Advanced RAG Techniques - Improving Retrieval for LLM's using HyDE
HyDE (not the one from The Strange Case of Dr. Jekyll and Mr. Hyde) in the context of RAG stands for Hypothetical Document Embeddings. This is one of those few techniques (or “tricks” as I like to call them) you can use in your retrieval pipelines to boost the relevancy of retrieved results, especially when the query and the vectorized documents come from two totally different worlds. This is done by creating a hypothetical answer to the user query and using this hypothetical document to fetch relevant documents related to the query. Before understanding HyDE, let’s take a peek into how traditional RAG retrieval works in the first place.
RAG Retrieval: The “Boring” Way!
RAG (Retrieval-Augmented Generation) is an effective way to provide large language models with additional contextual data, helping the LLM generate more accurate responses to queries and significantly reducing hallucinations. Crucial to this are bi-encoder models, which are trained to encode the semantic meaning of sentences into fixed-length vector representations, called embeddings. These are typically referred to as “text embedding models”.
Our data is chunked into documents based on a chunking strategy and saved as embeddings in a vector database. Each user query is also converted to an embedding, which then undergoes a similarity search with the stored embeddings. The document of the most similar result is expected to be the answer, as the embeddings encode semantic meaning. This is then passed on to the LLM for later steps.
But if you have noticed carefully, the query “What is Python?” is in no way semantically similar to the document fetched, “Python is an object-oriented programming language.” The query is a question, and the response is an answer - two different contexts entirely. The reasoning behind this is down to how the particular embedding model is trained, which I have discussed in an earlier post. The key takeaway is that if we need our embedding model in the RAG pipeline to retrieve relevant results for our particular use case (for example, question-answering), one way to approach this is to fine-tune the embedding model for this task.
However, fine-tuning an embedding model can be tricky, especially if you don’t have enough data for it. For example, most text embedding models are usually trained on question-answer datasets such as MS-MARCO. However, this might not always work out, especially if you are working in a niche domain that was not well covered by the dataset, leading your embedding model to show poor performance in retrieval.
RAG Retrieval: The “Mr HyDE” Way!
The technique of Hypothetical Document Embeddings (HyDE) was introduced in the paper Precise Zero-Shot Dense Retrieval without Relevance Labels. How this works is simple: “Fake it inorder to Fetch it”.
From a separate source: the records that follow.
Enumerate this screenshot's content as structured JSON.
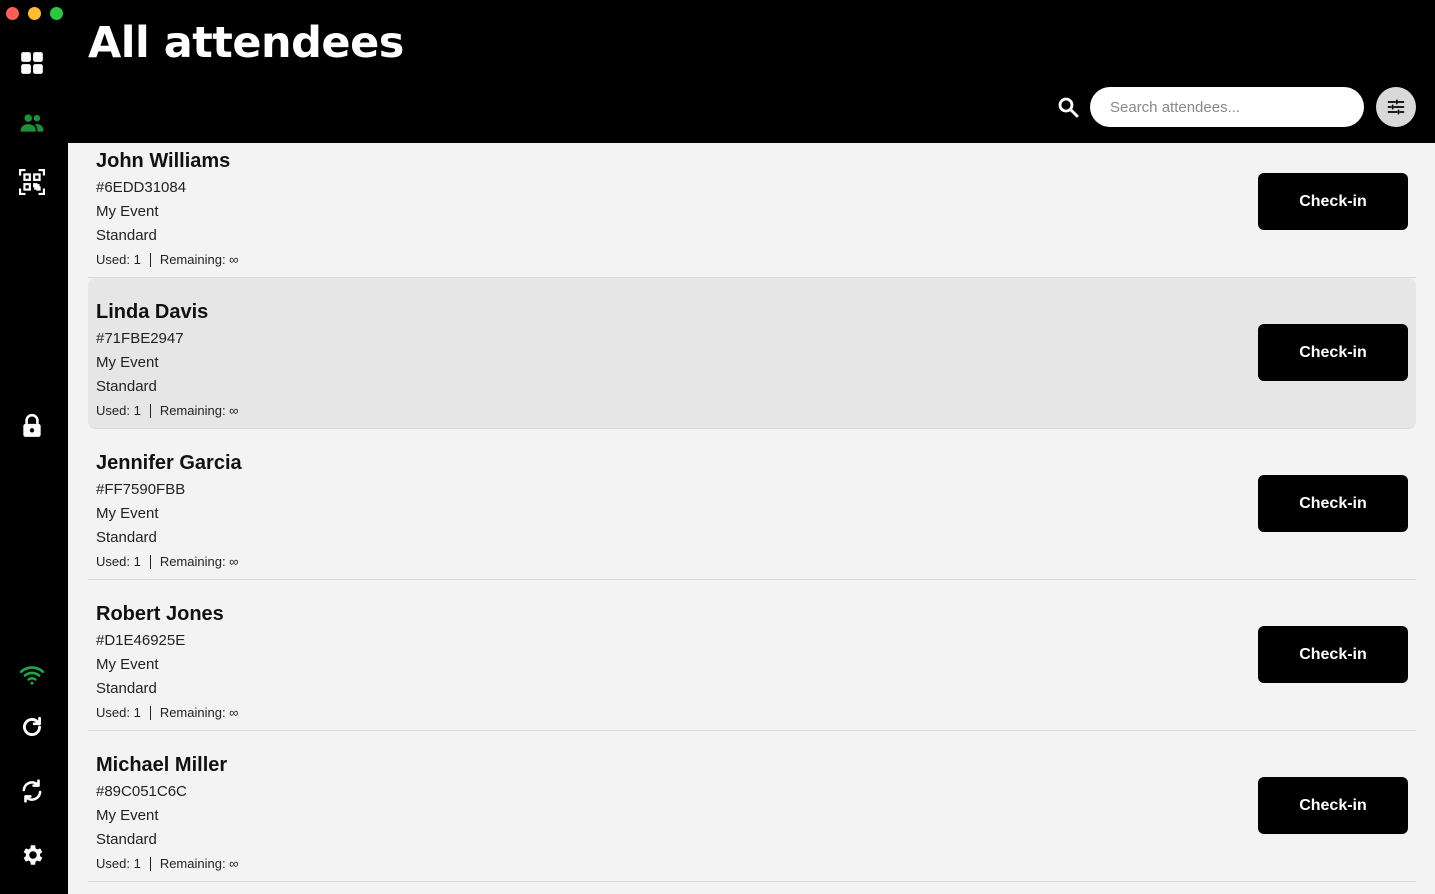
{
  "window": {
    "controls": [
      "close",
      "minimize",
      "maximize"
    ]
  },
  "sidebar": {
    "items": [
      {
        "icon": "dashboard-grid-icon",
        "active": false
      },
      {
        "icon": "attendees-people-icon",
        "active": true
      },
      {
        "icon": "qr-scan-icon",
        "active": false
      },
      {
        "icon": "lock-icon",
        "active": false
      },
      {
        "icon": "wifi-icon",
        "active": false
      },
      {
        "icon": "refresh-icon",
        "active": false
      },
      {
        "icon": "sync-icon",
        "active": false
      },
      {
        "icon": "settings-gear-icon",
        "active": false
      }
    ],
    "colors": {
      "active": "#1f8f3a",
      "wifi": "#1fa84a",
      "default": "#ffffff"
    }
  },
  "header": {
    "title": "All attendees",
    "search_placeholder": "Search attendees..."
  },
  "attendees": [
    {
      "name": "John Williams",
      "id": "#6EDD31084",
      "event": "My Event",
      "ticket": "Standard",
      "used": "Used: 1",
      "remaining": "Remaining: ∞",
      "button": "Check-in"
    },
    {
      "name": "Linda Davis",
      "id": "#71FBE2947",
      "event": "My Event",
      "ticket": "Standard",
      "used": "Used: 1",
      "remaining": "Remaining: ∞",
      "button": "Check-in"
    },
    {
      "name": "Jennifer Garcia",
      "id": "#FF7590FBB",
      "event": "My Event",
      "ticket": "Standard",
      "used": "Used: 1",
      "remaining": "Remaining: ∞",
      "button": "Check-in"
    },
    {
      "name": "Robert Jones",
      "id": "#D1E46925E",
      "event": "My Event",
      "ticket": "Standard",
      "used": "Used: 1",
      "remaining": "Remaining: ∞",
      "button": "Check-in"
    },
    {
      "name": "Michael Miller",
      "id": "#89C051C6C",
      "event": "My Event",
      "ticket": "Standard",
      "used": "Used: 1",
      "remaining": "Remaining: ∞",
      "button": "Check-in"
    }
  ]
}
What HyDE does is simple: the task of retrieving relevant documents from a vector data store is now divided into two phases - a generative phase and a retrieval phase. The generative module (any instruction-tuned LLM) takes in the user query and accompanying instructions and generates a hypothetical/fake document. This fake response to the query might be factually incorrect but contains similar ideas or relevance labels. This is then used to retrieve the most similar document from the vector store using regular retrieval. The key idea here is that the query and the fetched response are not from two different contexts but lie in the same embedding space, compared to the earlier case where the query was a question and the retrieved document was a passage/answer.
The advantages of this are many:
- No longer do you need to gather datasets and spend time fine-tuning embedding models just to improve retrieval performance.
- You can prompt/instruct the LLM to better match the data present in your internal vector database. For example, if your database consists of various research works, the instruction can be modified to “Write a passage from a scientific paper that answers the question.”
- The authors also apply this technique to non-English languages and find it achieves much better results, as the relevance labels in the generated fake document help retrieve the correct document from the vector database.
Conclusion
To wrap it up, HyDE is just one of many techniques available to enhance retrieval in RAG pipelines without having to gather massive datasets or fine-tuning models. By creating a hypothetical document, we can ensure that the query and retrieved response share the same context, making the whole process simple and accurate.